A warrior with nothing to fight for is paired with a thieving assassin with nothing to lose. Together they must steal a treasure that no one can reach. The Crown Tower is the impregnable remains of the grandest fortress ever built and home to the realm’s most valuable possessions. But it isn’t gold or jewels the old wizard is after, and this prize can only be obtained by the combined talents of two remarkable men. Now if Arcadias can just keep Hadrian and Royce from killing each other, they just might succeed.

My Thoughts
The Crown Tower is the first book in the Riyria Chronicles, the prequel to the Riyria Revelations, the books that first introduced us to the adventures of Hadrian and Royce.  Being totally captivated by their adventures, I was intrigued about this series of novels about their earlier life, their first meeting, and how they managed to become such a successful team.  I enjoyed the novel very much, practically devoured it, but in hindsight, wonder how much of that fascination and enjoyment was because I absolutely enjoyed the Revelations series I think perhaps my judgment is a bit cloudy because of that fact.

What I liked:  The author's smooth and lyrical writing style is definitely continued in this novel and while he concedes and acknowledges the Revelations series in a very subtle way, this is very much a stand-alone novel that accomplishes what he set out to do - show us how Royce and Hadrian first met, with those small little twists that readers have come to expect.  And while the story may be a little slow at first, it definitely picks up in a way I would expect, throwing Royce and Hadrian into a near-impossible situation, and leaving the reader wondering how they would yet again, get out of it.  

Hadrian was somewhat naive and very trusting, almost too trusting for someone who spent the past five years fighting for different military groups/armies, and the by-play between himself and Royce was interesting as Royce was so jaded and sarcastic, ready to pretty much stab everybody in sight.  The fact that they hate each other is not news to readers, but the bickering and interplay between them was comical and fascinating, and I found myself chuckling a couple of times over the interaction, one of the things I loved in Revelations.  Personally, this is why I think readers are so fascinated by these two characters!!

I also enjoyed Gwen's POV as we finally learn a bit more about her story.  This is where things become a little dicey though as it's a point I really liked but thought more was needed.  Let me explain.  I really enjoyed learning how Gwen stood up for herself and became the owner of a brothel and inn, but what I would have really liked knowing were more about her inner thoughts towards this type of life and what really brought her there.  I felt this part was kind of glossed over and while I enjoy her character, I feel like there is this disconnect with her because her real feelings aren't always evident, it's more about everyone else's.
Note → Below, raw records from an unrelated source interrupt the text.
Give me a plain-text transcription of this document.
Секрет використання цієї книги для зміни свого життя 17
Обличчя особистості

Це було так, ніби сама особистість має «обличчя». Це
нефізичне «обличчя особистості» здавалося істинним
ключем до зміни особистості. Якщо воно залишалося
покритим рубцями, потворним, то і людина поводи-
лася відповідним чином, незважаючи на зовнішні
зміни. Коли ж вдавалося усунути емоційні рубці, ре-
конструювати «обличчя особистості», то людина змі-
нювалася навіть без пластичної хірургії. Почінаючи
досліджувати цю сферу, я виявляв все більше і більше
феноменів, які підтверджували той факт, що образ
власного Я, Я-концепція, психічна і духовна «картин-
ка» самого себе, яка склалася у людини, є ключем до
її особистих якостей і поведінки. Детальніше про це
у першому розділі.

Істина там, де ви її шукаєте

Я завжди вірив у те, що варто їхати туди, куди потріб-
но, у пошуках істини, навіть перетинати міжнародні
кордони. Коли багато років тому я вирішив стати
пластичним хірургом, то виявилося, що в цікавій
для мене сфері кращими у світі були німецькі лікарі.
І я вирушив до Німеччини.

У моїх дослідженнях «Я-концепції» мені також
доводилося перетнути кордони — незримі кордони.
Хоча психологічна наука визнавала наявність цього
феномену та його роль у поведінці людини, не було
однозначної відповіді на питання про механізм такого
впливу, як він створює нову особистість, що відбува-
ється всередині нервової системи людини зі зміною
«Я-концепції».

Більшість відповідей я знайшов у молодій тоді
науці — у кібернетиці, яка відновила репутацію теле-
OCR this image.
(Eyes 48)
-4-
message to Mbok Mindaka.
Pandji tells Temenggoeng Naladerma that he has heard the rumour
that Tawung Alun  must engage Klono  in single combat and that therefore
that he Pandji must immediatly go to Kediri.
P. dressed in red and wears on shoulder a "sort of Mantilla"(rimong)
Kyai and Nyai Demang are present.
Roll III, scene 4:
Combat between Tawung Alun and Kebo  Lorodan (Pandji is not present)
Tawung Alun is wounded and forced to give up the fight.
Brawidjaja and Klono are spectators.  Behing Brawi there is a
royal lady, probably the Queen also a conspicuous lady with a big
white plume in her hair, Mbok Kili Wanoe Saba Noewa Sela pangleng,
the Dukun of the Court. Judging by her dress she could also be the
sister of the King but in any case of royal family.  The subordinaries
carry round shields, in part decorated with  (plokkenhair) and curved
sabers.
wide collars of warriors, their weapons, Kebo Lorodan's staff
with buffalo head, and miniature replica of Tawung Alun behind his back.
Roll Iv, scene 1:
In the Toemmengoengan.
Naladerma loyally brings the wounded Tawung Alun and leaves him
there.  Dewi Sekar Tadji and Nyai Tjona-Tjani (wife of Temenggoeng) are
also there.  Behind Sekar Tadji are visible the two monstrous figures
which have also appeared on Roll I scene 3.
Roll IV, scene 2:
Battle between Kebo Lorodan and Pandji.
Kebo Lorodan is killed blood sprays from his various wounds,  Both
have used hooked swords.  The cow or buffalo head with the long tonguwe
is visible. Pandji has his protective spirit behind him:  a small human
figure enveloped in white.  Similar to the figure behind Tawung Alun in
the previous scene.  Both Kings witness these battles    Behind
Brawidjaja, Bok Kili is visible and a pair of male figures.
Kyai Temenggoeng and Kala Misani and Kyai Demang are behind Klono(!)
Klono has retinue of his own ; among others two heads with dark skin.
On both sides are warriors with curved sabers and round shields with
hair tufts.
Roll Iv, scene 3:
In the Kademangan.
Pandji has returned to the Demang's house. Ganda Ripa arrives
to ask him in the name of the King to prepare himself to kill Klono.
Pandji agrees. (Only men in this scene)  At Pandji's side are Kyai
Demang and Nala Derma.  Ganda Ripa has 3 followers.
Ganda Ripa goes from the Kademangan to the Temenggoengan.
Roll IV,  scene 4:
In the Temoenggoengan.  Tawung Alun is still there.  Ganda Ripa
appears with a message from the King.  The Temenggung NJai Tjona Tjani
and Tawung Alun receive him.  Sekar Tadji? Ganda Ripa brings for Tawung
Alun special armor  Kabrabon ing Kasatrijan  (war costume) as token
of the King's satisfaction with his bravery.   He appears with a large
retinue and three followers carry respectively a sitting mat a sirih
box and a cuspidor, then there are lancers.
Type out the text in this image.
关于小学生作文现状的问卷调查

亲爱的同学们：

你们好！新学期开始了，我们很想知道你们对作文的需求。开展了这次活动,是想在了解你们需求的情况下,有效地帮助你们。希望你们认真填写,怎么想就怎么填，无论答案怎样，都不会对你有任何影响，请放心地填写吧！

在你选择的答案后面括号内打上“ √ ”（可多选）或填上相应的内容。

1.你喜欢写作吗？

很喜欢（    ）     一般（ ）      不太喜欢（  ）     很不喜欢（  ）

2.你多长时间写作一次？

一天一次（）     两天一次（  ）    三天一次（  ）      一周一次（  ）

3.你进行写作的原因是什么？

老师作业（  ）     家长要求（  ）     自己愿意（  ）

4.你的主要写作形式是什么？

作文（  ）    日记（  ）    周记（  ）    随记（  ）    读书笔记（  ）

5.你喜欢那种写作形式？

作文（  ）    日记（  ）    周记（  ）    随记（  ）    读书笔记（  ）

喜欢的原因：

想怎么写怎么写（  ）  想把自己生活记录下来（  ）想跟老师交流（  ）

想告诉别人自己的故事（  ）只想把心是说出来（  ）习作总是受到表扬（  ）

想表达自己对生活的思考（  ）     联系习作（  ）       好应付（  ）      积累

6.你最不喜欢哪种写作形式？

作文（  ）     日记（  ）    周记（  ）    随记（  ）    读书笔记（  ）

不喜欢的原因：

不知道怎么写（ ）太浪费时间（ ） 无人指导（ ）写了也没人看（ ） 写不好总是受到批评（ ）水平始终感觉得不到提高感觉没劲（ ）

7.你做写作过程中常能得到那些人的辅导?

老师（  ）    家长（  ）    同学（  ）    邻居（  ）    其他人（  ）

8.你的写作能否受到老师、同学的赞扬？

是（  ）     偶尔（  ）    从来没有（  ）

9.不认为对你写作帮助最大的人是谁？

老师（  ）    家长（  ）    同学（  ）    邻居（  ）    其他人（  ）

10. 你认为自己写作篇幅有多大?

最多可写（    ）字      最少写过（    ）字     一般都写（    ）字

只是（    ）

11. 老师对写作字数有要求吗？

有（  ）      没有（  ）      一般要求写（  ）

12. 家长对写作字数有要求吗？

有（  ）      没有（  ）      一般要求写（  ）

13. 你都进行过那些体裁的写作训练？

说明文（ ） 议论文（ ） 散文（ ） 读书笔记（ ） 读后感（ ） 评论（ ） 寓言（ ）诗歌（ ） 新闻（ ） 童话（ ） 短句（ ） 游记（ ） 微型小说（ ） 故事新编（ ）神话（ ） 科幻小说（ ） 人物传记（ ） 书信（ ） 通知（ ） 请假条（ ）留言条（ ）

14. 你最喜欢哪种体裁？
I'd like to see a deeper character development with Gwen and a bit more about her background and what really drove her.  She is a really classy lady and played such a huge role in Royce and Hadrian's development that it would be nice to really know what she was thinking. Perhaps more in the second book?

What I wasn't sure about: Not too sure about Hadrian as he seemed overly naive and trusting to me, not someone who had just spent five years in one military unit after another.  And I would question his leadership ability as he seems to have difficulty making good decisions and good judgment calls.  It mentions his ability to judge people by the way they move and the way they speak and how Hadrian has this ability, yet Hadrian got himself into a couple of dangerous situations in this novel that he really shouldn't have if he had used this so-called ability.  Was the author trying to impress on us readers that even with great ability, we still can make silly and stupid mistakes by not paying attention or by trusting blindly?  Not really sure what the mixed messages were here, but I was confused by this early on in the novel and frustrated by Hadrian at times.  Royce was far clearer, as it was just stab anybody who got in his way.  I still haven't learned a lot about his early years, so hopefully that will come in future novels as he's a mighty interesting character.

The Crown Tower is a worthy prequel to the Riyria Revelations.  I was somewhat skeptical going into this novel as I enjoyed the Revelations so much I was afraid of the big disappointment.  Luckily for me, Mr. Sullivan was able to tell the story of Hadrian and Royce's first meeting with the same spunky feeling as in his Revelations novels and the spirit and fire of those novels really came through here.  The novel has excitement, suspense, mystery, fighting, and comedy, all elements we come to expect from a Sullivan novel. It is hard to say whether you should start with Revelations first or Chronicles, but my gut would say Revelations as you get a feel for the partnership first before learning how it all started.   I am currently reading The Rose and the Thorn, the next book in the Chronicles series, and loving it!!